QUALIFICATIONS AND REQUIREMENTS:
- Bachelor’s degree in Cybersecurity, Information Technology, Computer Science, or related field. Master’s degree is preferred.
- Seven to ten years of progressive experience in cybersecurity, information security, or cybersecurity engineering.
- Proven experience implementing security controls in enterprise environments.
- Experience securing cloud environments, Azure is preferred.
- Experience in mission-critical or regulated environments including aviation, transportation, government, or healthcare is preferred.
NOTES:
- Candidate must be able to pass required FBI fingerprint-based criminal history record check.
CONTACTS:
This position has frequent contact with:
- Airport Authority staff and airport tenants.

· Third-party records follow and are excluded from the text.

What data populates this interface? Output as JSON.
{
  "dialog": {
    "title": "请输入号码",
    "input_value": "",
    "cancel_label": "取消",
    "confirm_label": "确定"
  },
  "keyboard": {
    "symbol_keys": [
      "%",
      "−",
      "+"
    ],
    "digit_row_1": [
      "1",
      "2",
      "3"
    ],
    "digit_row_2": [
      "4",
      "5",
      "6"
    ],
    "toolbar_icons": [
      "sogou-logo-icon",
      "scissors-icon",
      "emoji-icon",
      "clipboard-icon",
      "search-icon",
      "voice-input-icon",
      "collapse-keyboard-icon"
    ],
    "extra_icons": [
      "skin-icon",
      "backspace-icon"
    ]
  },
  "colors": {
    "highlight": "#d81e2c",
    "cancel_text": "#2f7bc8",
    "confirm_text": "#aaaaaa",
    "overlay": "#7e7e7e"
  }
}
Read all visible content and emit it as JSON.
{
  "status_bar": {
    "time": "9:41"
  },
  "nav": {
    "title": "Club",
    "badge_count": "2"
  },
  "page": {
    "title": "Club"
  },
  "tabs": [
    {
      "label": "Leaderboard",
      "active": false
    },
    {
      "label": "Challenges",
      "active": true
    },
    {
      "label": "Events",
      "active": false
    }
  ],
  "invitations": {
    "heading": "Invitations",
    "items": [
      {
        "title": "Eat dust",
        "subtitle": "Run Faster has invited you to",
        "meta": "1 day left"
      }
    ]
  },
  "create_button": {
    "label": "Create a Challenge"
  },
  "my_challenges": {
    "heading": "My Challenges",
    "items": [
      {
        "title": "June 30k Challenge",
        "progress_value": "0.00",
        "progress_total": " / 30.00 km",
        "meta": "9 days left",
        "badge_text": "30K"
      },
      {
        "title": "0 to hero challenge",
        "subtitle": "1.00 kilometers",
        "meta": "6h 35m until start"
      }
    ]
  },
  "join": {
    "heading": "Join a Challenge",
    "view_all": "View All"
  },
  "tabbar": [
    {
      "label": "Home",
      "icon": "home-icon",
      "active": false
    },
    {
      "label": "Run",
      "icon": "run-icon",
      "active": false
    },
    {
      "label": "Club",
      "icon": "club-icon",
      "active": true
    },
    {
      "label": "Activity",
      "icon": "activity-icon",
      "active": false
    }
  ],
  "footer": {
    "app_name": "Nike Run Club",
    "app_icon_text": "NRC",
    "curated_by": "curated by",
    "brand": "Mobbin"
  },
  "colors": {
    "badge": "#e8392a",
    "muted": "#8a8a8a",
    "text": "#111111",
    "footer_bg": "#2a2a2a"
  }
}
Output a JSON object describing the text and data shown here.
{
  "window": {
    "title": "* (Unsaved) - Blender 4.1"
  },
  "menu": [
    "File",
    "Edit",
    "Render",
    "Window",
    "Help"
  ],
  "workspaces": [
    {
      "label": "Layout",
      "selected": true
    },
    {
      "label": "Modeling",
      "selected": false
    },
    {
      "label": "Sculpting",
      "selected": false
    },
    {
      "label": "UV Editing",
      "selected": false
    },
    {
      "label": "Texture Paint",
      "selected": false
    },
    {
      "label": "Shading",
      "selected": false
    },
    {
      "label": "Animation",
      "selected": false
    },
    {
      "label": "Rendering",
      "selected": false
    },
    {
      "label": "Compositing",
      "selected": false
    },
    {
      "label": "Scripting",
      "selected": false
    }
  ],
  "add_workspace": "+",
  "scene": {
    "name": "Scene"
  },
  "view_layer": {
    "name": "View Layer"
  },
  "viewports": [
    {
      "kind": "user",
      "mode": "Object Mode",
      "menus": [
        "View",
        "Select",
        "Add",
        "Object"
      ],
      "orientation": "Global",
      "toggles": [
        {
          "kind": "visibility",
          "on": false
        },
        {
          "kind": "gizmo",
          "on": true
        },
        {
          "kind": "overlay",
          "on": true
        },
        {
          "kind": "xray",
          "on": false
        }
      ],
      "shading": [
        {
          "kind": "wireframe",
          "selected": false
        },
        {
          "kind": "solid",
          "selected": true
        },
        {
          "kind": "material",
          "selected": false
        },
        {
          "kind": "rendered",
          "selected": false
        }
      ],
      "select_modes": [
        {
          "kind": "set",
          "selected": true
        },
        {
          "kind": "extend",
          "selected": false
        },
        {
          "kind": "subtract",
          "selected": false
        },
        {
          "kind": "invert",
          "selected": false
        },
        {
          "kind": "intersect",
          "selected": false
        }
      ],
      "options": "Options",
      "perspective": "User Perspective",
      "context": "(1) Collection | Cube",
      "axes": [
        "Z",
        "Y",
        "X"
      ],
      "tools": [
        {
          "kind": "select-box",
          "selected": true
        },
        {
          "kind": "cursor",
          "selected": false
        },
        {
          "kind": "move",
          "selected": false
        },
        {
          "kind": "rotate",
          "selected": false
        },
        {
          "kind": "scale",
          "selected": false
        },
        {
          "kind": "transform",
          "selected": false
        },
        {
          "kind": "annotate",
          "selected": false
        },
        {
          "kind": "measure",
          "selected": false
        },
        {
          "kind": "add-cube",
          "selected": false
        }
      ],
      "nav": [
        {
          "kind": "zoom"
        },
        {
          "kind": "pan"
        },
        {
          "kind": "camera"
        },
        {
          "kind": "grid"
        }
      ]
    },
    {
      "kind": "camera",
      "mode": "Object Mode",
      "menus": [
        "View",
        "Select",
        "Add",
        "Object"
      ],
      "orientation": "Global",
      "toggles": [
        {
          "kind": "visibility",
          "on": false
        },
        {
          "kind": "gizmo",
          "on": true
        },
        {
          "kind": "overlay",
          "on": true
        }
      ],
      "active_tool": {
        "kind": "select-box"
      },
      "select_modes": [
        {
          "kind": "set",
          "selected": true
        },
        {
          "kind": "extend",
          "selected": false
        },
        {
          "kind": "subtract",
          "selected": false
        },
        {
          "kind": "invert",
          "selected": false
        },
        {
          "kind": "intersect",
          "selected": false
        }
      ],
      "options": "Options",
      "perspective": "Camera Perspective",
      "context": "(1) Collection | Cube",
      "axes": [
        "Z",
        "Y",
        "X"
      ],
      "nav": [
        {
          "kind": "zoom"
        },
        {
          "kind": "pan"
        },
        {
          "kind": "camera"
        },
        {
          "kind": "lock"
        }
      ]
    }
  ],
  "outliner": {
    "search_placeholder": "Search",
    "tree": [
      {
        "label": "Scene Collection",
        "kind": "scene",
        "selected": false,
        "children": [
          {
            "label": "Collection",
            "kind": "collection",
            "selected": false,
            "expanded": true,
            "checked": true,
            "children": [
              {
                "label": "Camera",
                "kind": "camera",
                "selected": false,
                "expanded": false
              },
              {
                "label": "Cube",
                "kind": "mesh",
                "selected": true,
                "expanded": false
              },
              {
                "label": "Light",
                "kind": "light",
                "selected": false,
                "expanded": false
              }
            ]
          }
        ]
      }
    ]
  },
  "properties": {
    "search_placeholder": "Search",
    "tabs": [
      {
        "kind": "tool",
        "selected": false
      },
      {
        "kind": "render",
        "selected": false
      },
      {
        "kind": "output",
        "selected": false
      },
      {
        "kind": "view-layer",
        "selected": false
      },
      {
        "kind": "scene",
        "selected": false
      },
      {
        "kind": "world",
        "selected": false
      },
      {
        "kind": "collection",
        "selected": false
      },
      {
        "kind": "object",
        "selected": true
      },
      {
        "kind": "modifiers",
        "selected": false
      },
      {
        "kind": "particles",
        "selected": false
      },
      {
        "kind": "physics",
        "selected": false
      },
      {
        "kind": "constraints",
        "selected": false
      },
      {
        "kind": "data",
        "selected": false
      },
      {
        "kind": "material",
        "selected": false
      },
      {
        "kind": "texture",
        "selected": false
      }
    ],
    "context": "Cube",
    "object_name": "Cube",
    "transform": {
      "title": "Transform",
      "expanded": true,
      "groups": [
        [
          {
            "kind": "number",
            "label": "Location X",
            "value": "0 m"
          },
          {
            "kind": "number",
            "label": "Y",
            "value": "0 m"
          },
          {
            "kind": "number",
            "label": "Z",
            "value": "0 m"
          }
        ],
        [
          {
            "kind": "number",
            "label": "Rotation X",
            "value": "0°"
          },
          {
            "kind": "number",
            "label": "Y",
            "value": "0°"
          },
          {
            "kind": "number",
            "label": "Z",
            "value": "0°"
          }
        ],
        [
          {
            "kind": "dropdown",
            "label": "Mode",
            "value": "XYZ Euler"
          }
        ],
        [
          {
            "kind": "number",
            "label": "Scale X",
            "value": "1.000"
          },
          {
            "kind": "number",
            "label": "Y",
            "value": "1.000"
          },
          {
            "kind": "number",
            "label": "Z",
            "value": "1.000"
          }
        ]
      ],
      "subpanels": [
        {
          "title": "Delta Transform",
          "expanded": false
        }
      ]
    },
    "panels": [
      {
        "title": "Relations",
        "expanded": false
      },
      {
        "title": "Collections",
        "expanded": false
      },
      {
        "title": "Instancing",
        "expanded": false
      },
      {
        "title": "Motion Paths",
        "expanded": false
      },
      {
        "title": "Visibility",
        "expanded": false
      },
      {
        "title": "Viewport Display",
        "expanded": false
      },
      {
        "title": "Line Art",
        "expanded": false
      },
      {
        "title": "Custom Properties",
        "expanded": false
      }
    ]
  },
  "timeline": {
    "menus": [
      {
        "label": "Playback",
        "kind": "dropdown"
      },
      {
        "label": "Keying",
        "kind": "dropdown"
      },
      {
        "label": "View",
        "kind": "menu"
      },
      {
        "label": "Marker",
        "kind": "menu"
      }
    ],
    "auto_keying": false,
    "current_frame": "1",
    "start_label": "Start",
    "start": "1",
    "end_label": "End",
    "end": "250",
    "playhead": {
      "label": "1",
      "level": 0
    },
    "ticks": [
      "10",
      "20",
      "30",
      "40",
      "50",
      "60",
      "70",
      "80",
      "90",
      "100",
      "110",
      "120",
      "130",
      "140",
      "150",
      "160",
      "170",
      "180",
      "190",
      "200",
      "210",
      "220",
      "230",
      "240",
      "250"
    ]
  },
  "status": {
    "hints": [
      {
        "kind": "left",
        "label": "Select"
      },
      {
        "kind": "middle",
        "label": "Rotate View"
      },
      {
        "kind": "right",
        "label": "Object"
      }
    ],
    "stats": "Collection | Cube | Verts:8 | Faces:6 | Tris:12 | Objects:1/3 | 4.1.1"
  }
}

- Interaction with vendors and external partners.
LICENSES AND CERTIFICATIONS:
- Microsoft Certified: Azure Security Engineer Associate preferred.
- AWS Certified Security – Specialty preferred.
- CISSP, CISM, or GIAC certification preferred.
- Certified Ethical Hacker (CEH) or equivalent technical certification preferred.
PHYSICAL REQUIREMENTS:
- Ability to occasionally lift and move equipment up to 25 pounds.
- Ability to work in data centers, telecommunications rooms, and airport operational areas.
- Ability to remain stationary for extended periods while working at a computer.
WORK ENVIRONMENT:
- Critical infrastructure environment supporting airport operations.
- Participation in incident response and on-call escalation support.
- Collaboration across IT domains (network, infrastructure, applications).
- May be required to work evenings, weekends, or holidays during security incidents, maintenance activities, or operational emergencies.
SUPERVISORY RESPONSIBILITY:
- May provide technical guidance, project leadership, and work coordination for cybersecurity initiatives. Direct supervisory responsibilities may be assigned as organizational needs evolve.